SPINAL CORD MALFORMATIONS
Apart from major neural tube defects, e.g. meningomyelocele (Chapter 18.9.1), other important malformations of spinal cord, which usually present in later life, are as follows:
Syringomyelia, i.e.
cystic dilatation of the central canal, may be congenital or acquired after cord tumors, trauma or infections. Congenital syrinomyelia is frequently associated with Arnold-Chiari malformation and communicates with CSF pathway, while acquired lesions are generally non-communicating. Syringobulbia is the similar lesion in medulla.Clinically, most cases present beyond childhood due to slowly progressive dilatation of central canal with -
(a) dissociate anesthesia, i.e. loss of pain and temperature sense without light touch, due to spinothalamic tract involvement and (b) spastic motor lesions below the lesion due to compression of corticospinal tracts.
Diagnosis rests on MRI or Metrizamide CT scan and management includes surgical decompression of cystic cavity, depending on the site and etiology.
Diastematomyelia is a neural tube defect due to vertical division of the spinal cord into two halves by a fibrocartilagenous or bony projection from the posterior vertebral body, commonly at L1-3 levels. These cases may be asymptomatic or present with low backache and progressive sensory/motor lesions in lower limbs.
Diagnosis rests on CT/MRI and symptomatic cases need surgical intervention with excision of bony spur/ septum and lysis of adhesions.

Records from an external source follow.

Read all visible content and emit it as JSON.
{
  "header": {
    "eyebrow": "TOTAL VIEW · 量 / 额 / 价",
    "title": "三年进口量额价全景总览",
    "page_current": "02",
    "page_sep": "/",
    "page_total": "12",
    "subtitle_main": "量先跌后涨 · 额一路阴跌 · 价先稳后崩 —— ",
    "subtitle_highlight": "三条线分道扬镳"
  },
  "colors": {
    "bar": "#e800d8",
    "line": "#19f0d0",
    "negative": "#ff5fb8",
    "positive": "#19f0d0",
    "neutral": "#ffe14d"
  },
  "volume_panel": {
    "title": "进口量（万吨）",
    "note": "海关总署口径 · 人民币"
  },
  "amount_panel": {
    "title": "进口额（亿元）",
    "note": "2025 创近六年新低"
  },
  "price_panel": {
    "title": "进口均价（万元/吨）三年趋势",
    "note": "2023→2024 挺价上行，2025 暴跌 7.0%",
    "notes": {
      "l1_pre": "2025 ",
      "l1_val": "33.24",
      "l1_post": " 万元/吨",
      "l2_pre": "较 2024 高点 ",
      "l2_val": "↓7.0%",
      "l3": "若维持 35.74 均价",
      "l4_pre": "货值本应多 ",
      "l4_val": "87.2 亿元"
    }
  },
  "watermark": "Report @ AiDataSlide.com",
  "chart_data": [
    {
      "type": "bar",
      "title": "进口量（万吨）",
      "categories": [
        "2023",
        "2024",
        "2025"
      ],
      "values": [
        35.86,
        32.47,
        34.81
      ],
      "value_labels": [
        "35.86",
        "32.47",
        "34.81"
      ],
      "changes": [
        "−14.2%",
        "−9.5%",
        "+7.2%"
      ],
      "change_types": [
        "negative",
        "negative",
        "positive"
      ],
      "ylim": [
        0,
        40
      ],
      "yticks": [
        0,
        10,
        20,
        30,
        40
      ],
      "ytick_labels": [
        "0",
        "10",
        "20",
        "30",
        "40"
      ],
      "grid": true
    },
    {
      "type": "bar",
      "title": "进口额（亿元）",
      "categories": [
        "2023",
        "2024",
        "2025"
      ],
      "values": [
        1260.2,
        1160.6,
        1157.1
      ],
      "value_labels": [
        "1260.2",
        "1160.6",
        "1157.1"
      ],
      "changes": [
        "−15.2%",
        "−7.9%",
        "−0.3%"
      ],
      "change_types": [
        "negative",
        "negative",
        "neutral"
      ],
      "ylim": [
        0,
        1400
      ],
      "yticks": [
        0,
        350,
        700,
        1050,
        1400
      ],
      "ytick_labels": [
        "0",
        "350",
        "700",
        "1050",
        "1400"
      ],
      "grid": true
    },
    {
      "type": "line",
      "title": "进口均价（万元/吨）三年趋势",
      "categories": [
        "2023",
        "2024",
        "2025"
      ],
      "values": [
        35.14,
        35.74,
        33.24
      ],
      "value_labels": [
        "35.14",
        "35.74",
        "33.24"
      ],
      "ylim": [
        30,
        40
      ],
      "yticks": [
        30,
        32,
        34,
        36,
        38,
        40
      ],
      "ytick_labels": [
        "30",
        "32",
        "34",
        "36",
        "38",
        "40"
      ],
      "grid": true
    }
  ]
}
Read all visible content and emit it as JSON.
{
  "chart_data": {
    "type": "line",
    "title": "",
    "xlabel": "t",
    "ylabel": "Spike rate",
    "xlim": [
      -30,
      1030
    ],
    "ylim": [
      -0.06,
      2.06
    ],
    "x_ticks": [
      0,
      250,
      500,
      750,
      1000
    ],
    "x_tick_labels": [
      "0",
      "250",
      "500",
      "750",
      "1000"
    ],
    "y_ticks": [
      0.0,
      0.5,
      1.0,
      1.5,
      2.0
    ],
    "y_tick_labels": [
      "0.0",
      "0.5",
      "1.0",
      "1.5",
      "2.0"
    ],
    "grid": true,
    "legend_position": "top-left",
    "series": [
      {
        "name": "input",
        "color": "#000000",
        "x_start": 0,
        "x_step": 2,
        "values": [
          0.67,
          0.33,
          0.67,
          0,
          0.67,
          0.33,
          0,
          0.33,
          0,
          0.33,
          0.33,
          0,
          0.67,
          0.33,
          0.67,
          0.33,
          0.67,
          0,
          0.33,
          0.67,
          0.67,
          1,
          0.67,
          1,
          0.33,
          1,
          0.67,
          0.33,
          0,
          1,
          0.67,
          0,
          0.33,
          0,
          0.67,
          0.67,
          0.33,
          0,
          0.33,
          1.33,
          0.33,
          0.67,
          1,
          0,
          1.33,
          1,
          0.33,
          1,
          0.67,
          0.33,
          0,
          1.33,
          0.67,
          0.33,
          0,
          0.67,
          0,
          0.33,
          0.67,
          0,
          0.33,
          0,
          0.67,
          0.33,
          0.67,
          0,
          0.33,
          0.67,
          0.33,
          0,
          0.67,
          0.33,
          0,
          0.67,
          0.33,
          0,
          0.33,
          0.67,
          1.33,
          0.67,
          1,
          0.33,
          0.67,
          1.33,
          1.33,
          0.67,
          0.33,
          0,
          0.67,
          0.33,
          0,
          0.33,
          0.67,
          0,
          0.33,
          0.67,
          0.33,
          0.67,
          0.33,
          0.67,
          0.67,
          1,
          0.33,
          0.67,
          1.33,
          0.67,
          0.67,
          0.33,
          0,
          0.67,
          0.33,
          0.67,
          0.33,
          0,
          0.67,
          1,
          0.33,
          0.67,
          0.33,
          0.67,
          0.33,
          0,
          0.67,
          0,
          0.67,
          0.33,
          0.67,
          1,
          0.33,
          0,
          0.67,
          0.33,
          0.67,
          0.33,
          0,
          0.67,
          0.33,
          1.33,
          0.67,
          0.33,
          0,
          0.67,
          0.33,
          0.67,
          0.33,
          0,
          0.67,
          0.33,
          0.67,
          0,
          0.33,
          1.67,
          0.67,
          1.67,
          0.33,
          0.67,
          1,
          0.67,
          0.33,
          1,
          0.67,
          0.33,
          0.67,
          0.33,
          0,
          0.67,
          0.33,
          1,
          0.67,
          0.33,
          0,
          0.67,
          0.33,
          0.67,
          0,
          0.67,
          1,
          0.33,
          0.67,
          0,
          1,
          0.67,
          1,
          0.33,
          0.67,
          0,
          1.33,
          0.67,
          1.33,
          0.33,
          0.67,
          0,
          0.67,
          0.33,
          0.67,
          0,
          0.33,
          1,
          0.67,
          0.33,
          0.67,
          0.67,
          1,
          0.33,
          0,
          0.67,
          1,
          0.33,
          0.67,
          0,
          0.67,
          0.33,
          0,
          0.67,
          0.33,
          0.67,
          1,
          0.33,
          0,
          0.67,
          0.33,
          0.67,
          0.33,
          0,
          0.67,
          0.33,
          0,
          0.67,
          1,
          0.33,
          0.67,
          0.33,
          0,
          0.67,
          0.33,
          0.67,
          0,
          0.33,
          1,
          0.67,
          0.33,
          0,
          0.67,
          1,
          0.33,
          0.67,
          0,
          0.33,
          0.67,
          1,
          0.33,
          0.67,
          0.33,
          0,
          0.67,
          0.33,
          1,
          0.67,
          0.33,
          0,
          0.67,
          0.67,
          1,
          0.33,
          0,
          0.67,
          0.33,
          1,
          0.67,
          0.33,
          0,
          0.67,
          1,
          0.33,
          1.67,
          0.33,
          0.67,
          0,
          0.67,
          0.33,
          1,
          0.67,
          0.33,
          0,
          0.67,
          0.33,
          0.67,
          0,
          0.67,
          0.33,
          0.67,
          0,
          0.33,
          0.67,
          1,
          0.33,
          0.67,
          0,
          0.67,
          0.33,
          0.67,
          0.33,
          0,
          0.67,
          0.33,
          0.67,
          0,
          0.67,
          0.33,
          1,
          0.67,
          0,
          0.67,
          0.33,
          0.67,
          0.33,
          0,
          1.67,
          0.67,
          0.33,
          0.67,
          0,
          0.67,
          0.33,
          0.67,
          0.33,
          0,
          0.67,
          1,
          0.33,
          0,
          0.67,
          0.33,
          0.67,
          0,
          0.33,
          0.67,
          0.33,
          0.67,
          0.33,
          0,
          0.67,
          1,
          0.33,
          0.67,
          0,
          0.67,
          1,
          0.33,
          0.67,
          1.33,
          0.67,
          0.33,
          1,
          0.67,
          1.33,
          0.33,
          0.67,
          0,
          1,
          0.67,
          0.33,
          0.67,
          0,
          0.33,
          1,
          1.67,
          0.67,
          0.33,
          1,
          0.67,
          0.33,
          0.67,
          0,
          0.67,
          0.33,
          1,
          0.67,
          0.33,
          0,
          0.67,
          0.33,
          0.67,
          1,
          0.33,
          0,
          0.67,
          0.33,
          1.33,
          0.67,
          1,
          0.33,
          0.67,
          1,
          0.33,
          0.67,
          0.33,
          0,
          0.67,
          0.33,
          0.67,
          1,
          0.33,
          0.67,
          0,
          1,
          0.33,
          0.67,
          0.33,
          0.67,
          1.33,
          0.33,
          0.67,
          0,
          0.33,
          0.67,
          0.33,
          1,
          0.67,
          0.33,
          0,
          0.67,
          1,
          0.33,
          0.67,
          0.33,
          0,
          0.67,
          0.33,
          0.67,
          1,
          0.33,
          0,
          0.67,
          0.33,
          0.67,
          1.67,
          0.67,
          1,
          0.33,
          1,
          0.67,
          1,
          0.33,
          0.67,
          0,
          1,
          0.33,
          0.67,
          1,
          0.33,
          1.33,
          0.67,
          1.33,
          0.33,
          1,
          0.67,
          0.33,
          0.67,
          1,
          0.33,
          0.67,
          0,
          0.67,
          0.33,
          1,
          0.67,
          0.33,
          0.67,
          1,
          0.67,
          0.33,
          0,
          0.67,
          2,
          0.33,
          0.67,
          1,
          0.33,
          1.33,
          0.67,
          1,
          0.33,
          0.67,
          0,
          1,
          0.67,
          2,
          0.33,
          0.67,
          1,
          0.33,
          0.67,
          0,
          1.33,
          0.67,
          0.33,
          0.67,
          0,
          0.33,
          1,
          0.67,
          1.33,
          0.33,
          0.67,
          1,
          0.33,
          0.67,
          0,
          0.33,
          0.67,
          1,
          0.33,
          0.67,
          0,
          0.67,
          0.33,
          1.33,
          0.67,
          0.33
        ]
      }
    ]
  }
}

Tethered cord syndrome: In utero, spinal cord occupies the entire vertebral canal, but postnatal differential growth leads to regression of distal end, i.e. conus medullaris till L1 level. Normally, this conus is attached to coccyx with a slender thread like filum terminale.
A tethered cord denotes persistence of a thick rope like filum terminale that anchors the conus at or below L2, leading to abnormal traction and vascular compromise during spinal bending movements.
Clinically, these cases are asymptomatic or present at any age with diffuse pains and muscle wasting in lower limbs, bladder/bowel dysfunction with overflow incontinence and progressive scoliosis. Midline skin lesions, e.g. pits or tuft of hair, are common over spine.
Diagnosis may be confirmed on MRI and treatment involves surgical transaction offilum terminale.